|Yes, those are my feet at the top of the photo.|
It’s more than just a drawer, though. It’s my SPACE. Mine, all mine.
You’d think as the person paying off half the bond on our house, and dishing out half the smacked bottoms – I’ve earned the right and respect to put my knick-knacks and belongings in any damn drawer I please.
I can’t even poop in peace without the feel of a chubby hand squeezing in between my butt and the toilet seat to gleefully drop newly-shredded loo paper into the bowl. Yeah, true story.

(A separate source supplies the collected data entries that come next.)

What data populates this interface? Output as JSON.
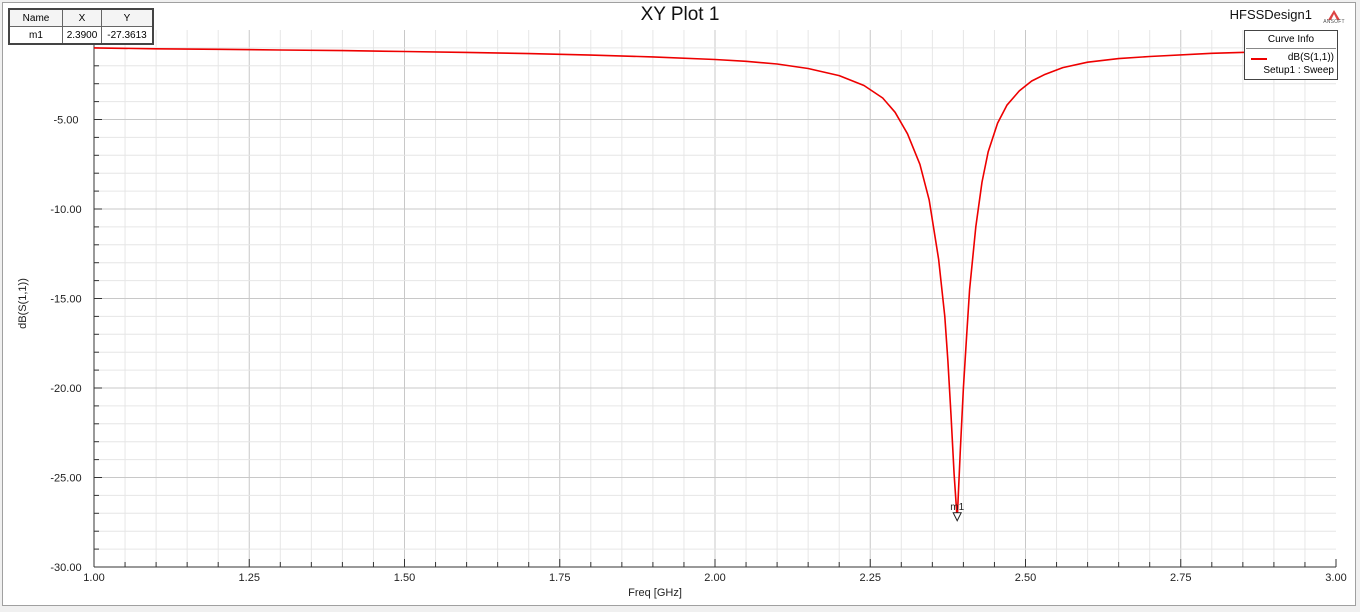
{
  "window": {
    "title": "XY Plot 1",
    "design_name": "HFSSDesign1",
    "logo_text": "ANSOFT"
  },
  "marker_table": {
    "headers": [
      "Name",
      "X",
      "Y"
    ],
    "rows": [
      [
        "m1",
        "2.3900",
        "-27.3613"
      ]
    ]
  },
  "curve_info": {
    "header": "Curve Info",
    "curve_name": "dB(S(1,1))",
    "setup": "Setup1 : Sweep",
    "color": "#ee0000"
  },
  "chart_data": {
    "type": "line",
    "title": "XY Plot 1",
    "xlabel": "Freq [GHz]",
    "ylabel": "dB(S(1,1))",
    "xlim": [
      1.0,
      3.0
    ],
    "ylim": [
      -30.0,
      0.0
    ],
    "x_ticks": [
      "1.00",
      "1.25",
      "1.50",
      "1.75",
      "2.00",
      "2.25",
      "2.50",
      "2.75",
      "3.00"
    ],
    "x_tick_values": [
      1.0,
      1.25,
      1.5,
      1.75,
      2.0,
      2.25,
      2.5,
      2.75,
      3.0
    ],
    "y_ticks": [
      "-5.00",
      "-10.00",
      "-15.00",
      "-20.00",
      "-25.00",
      "-30.00"
    ],
    "y_tick_values": [
      -5,
      -10,
      -15,
      -20,
      -25,
      -30
    ],
    "grid": true,
    "legend": "top-right",
    "series": [
      {
        "name": "dB(S(1,1))",
        "color": "#ee0000",
        "x": [
          1.0,
          1.1,
          1.2,
          1.3,
          1.4,
          1.5,
          1.6,
          1.7,
          1.8,
          1.9,
          2.0,
          2.05,
          2.1,
          2.15,
          2.2,
          2.24,
          2.27,
          2.29,
          2.31,
          2.33,
          2.345,
          2.36,
          2.37,
          2.375,
          2.38,
          2.385,
          2.39,
          2.395,
          2.4,
          2.405,
          2.41,
          2.42,
          2.43,
          2.44,
          2.455,
          2.47,
          2.49,
          2.51,
          2.53,
          2.56,
          2.6,
          2.65,
          2.7,
          2.8,
          2.9,
          3.0
        ],
        "values": [
          -1.0,
          -1.05,
          -1.08,
          -1.12,
          -1.15,
          -1.2,
          -1.25,
          -1.32,
          -1.4,
          -1.5,
          -1.65,
          -1.75,
          -1.9,
          -2.15,
          -2.55,
          -3.1,
          -3.8,
          -4.6,
          -5.8,
          -7.5,
          -9.5,
          -12.8,
          -16.0,
          -18.5,
          -21.5,
          -24.8,
          -27.36,
          -23.5,
          -20.0,
          -17.2,
          -14.5,
          -11.0,
          -8.5,
          -6.8,
          -5.2,
          -4.2,
          -3.4,
          -2.85,
          -2.5,
          -2.1,
          -1.8,
          -1.6,
          -1.48,
          -1.3,
          -1.2,
          -1.12
        ]
      }
    ],
    "markers": [
      {
        "name": "m1",
        "x": 2.39,
        "y": -27.3613
      }
    ]
  }
}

The contents of my underwear drawer are frequently scattered around my bedroom – like it’s the stage of a Kings of Leon concert.
And the other day our silly novelty shop ‘sex dice’ I bought one Valentines’ Day (cause you do stuff like that when you’re newly married) were mysteriously found lying on the kitchen counter. Thank the Big Guy Upstairs we did not have guests visiting!
This is what my baking drawer looked like this weekend.
|(I'm willing to admit that I just might have a classic Type A personality and that this mess isn't that bad.)|
Scatter your toys like rainbow sprinkles all over the house – that’s cool.
But be warned, bratlings: with your new baby brother on the way, Mommy is now exercising her right as the sole vagina in the house to have one measly 30cm x 30cm space dedicated to my beloved silicone Le Creuset spatulas. Rummage through my baking drawer at your peril.